Both Mr. McCain and Sen. Orrin Hatch (R., Utah) agreed that health-care reform would be a lot further along had Senator Kennedy been healthy the last few months.

Though Ted Kennedy's own views were among the most liberal in the Senate, it was universally agreed that he was the unsurpassed master at getting both sides to sit down and work out a compromise that everyone could live with.

Though most saw him either as the last great tribune of the people and the heir of Camelot, or as a bloated, hard-drinking, free-spending liberal who led a scandalous life, the truth is that his most important role became that of the quintessential legislator, a man who was a master at finding a way to getting worthy legislation through the Senate, regardless of its origin.

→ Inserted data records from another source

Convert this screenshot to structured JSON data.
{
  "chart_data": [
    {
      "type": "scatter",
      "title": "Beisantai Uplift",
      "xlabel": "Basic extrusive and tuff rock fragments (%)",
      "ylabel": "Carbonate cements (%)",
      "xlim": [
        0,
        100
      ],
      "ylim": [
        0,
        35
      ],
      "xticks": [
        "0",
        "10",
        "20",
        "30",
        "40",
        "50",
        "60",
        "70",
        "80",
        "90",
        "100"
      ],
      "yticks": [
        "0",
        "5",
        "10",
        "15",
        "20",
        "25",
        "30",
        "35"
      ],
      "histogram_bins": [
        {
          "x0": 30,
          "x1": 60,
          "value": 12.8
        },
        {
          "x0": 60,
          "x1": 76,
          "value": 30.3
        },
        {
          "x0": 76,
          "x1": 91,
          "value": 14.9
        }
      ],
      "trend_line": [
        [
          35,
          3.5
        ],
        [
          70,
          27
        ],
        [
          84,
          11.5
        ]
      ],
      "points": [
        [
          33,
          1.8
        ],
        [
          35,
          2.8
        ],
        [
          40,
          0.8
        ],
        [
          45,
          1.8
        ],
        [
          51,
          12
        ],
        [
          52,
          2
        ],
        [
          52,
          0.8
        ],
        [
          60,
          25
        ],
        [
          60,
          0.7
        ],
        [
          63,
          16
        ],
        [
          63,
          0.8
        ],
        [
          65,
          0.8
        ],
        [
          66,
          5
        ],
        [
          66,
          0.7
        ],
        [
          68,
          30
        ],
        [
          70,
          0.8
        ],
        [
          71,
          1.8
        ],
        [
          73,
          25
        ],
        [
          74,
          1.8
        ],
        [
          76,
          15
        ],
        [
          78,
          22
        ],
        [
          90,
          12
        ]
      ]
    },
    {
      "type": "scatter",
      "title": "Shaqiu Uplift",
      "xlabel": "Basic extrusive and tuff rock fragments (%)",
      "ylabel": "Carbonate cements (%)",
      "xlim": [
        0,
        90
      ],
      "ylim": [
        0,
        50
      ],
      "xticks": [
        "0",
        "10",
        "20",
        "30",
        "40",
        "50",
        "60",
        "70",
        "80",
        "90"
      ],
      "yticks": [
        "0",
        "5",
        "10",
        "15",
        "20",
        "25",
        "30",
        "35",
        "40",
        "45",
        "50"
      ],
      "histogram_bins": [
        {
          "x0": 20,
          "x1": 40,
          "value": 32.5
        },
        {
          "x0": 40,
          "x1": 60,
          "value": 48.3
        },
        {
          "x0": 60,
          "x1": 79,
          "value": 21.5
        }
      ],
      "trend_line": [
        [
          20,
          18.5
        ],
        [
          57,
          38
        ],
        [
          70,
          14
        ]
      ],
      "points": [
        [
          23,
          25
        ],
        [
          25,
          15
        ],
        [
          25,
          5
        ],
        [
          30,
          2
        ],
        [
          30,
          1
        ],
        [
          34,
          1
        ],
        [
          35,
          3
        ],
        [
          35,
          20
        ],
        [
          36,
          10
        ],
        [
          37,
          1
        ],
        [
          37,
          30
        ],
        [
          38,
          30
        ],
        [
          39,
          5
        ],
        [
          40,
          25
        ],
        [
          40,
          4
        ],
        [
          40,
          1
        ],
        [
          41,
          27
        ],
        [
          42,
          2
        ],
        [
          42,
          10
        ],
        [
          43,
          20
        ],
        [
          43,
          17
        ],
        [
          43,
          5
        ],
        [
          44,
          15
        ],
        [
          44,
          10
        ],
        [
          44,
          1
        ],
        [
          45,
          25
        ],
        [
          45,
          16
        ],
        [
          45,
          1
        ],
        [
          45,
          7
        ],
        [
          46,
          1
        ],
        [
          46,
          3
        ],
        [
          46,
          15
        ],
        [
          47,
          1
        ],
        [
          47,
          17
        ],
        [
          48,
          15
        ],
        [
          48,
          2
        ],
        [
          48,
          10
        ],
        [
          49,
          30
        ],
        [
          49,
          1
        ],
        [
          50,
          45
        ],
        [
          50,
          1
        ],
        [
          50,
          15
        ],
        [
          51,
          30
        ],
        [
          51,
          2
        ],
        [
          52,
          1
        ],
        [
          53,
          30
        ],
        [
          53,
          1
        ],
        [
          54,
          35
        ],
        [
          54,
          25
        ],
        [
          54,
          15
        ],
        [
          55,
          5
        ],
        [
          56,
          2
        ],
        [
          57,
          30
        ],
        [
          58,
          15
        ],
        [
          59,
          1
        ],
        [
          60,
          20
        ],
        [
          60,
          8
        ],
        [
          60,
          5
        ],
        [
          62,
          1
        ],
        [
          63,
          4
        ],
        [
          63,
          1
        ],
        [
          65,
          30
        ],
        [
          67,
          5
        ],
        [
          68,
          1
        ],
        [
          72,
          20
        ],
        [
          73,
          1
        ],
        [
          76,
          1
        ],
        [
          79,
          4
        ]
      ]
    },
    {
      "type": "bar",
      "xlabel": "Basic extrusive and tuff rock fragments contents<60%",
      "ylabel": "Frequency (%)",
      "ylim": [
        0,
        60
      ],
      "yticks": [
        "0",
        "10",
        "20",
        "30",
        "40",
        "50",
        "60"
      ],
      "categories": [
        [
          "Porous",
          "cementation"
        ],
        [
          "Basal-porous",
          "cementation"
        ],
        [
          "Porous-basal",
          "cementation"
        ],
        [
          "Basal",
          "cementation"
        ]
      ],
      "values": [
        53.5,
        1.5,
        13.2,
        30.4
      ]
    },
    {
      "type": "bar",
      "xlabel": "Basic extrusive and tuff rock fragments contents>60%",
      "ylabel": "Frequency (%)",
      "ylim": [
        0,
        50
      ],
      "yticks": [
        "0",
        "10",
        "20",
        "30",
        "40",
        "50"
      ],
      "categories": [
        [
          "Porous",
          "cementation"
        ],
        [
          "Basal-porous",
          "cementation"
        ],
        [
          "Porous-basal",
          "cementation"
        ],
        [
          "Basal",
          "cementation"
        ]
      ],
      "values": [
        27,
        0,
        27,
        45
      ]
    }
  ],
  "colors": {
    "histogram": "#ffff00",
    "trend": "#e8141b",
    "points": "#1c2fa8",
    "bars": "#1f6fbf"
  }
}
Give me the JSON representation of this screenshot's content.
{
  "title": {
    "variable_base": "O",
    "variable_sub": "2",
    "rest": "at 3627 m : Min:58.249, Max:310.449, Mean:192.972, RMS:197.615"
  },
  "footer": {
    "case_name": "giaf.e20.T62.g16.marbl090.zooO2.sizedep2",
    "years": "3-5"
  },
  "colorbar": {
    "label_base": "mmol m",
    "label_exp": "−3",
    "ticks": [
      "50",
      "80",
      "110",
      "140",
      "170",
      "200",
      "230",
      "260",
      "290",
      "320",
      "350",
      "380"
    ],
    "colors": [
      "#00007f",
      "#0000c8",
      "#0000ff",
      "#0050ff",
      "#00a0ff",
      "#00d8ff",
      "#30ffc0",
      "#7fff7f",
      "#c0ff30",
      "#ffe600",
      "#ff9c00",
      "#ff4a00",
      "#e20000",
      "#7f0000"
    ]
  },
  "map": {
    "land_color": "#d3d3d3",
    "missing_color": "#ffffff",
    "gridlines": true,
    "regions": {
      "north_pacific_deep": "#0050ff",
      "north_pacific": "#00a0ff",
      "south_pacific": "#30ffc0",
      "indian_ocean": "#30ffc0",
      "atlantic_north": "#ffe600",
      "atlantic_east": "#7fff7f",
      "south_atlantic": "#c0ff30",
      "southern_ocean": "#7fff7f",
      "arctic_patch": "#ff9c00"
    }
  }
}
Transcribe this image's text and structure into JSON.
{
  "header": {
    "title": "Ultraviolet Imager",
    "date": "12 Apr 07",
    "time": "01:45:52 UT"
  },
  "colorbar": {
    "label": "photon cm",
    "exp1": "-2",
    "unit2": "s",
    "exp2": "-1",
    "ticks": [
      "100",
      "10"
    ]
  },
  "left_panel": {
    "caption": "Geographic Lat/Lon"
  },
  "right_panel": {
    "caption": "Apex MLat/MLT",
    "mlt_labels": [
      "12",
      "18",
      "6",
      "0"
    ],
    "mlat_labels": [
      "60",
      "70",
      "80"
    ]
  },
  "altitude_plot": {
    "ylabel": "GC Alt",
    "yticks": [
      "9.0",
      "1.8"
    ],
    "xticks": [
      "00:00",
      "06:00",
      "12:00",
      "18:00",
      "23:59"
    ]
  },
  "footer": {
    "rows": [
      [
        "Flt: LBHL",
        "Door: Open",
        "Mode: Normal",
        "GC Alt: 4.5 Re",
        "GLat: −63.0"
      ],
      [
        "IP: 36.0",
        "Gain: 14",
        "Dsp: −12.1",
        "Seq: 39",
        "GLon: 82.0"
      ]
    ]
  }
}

For example, Senator Kennedy was the main force behind the Americans With Disabilities Act, but also worked with President George W. Bush to pass No Child Left Behind.

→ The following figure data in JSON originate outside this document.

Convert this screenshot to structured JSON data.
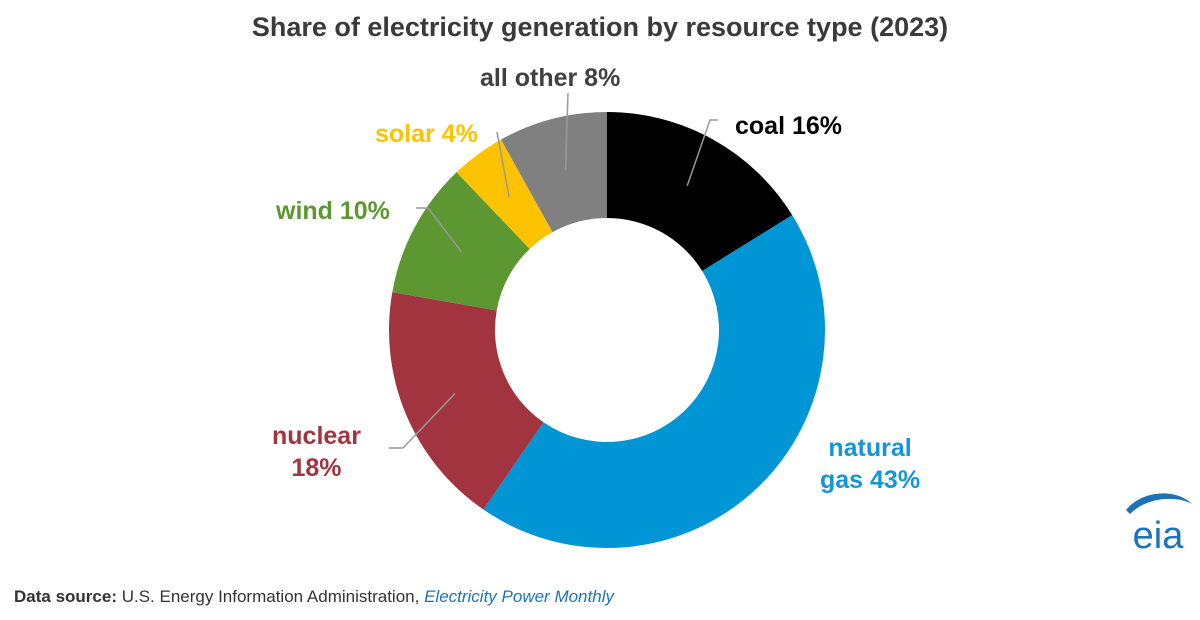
{
  "chart_data": {
    "type": "pie",
    "title": "Share of electricity generation by resource type (2023)",
    "slices": [
      {
        "key": "coal",
        "label": "coal 16%",
        "value": 16,
        "color": "#000000",
        "text_color": "#000000"
      },
      {
        "key": "gas",
        "label_lines": [
          "natural",
          "gas 43%"
        ],
        "value": 43,
        "color": "#0096d6",
        "text_color": "#1596d4"
      },
      {
        "key": "nuclear",
        "label_lines": [
          "nuclear",
          "18%"
        ],
        "value": 18,
        "color": "#a1343f",
        "text_color": "#a1343f"
      },
      {
        "key": "wind",
        "label": "wind 10%",
        "value": 10,
        "color": "#5c9732",
        "text_color": "#5c9732"
      },
      {
        "key": "solar",
        "label": "solar 4%",
        "value": 4,
        "color": "#fdc300",
        "text_color": "#fdc300"
      },
      {
        "key": "other",
        "label": "all other 8%",
        "value": 8,
        "color": "#808080",
        "text_color": "#404040"
      }
    ]
  },
  "source": {
    "prefix": "Data source:",
    "agency": " U.S. Energy Information Administration, ",
    "publication": "Electricity Power Monthly"
  },
  "logo": {
    "text": "eia",
    "color": "#1d73b8"
  }
}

At his death at age 77, Mr. Kennedy had served in the Senate four times as long as his brothers John and Robert combined, having been first elected when President Obama was barely a year old.

Edward Moore Kennedy's legislative career would have greatly surprised almost everyone when he was first elected in 1962, with little or nothing to recommend him except his famous name. But while his brothers regarded the Senate mostly as a stepping stone, he made it a career.

That doesn't mean his record was unblemished. In the early 1970s, he refused to help President Richard Nixon pass health-care reform, something he later regretted. And, indeed, for many years, there were two Teddy Kennedys - the responsible, diligent legislator, and the out-of-control, drunken, womanizer who, in 1969, drove off a bridge and fled the scene, leaving a young woman named Mary Jo Kopechne to drown in his car.

Millions of Americans found the incident at Chappaquiddick Island unforgivable, and it probably doomed any chance he had of becoming president. The private man was, to put it charitably, not particularly admirable until his life changed with his marriage to Washington lawyer Victoria Reggie in 1992.

The personal transformation was complete, by most accounts, and it is the statesman of the Senate he became in the ensuing years that the nation will honor.

"When you survey the impact of the Kennedys on American life and politics and policy, he will end up by far being the most significant," congressional scholar Norman Ornstein observed. That's something that would have pleased the brothers he idolized, the assassinated John and Robert and his childhood hero Joe, who died in World War II.

As Teddy Kennedy often said of them, we will live long before we see his like again.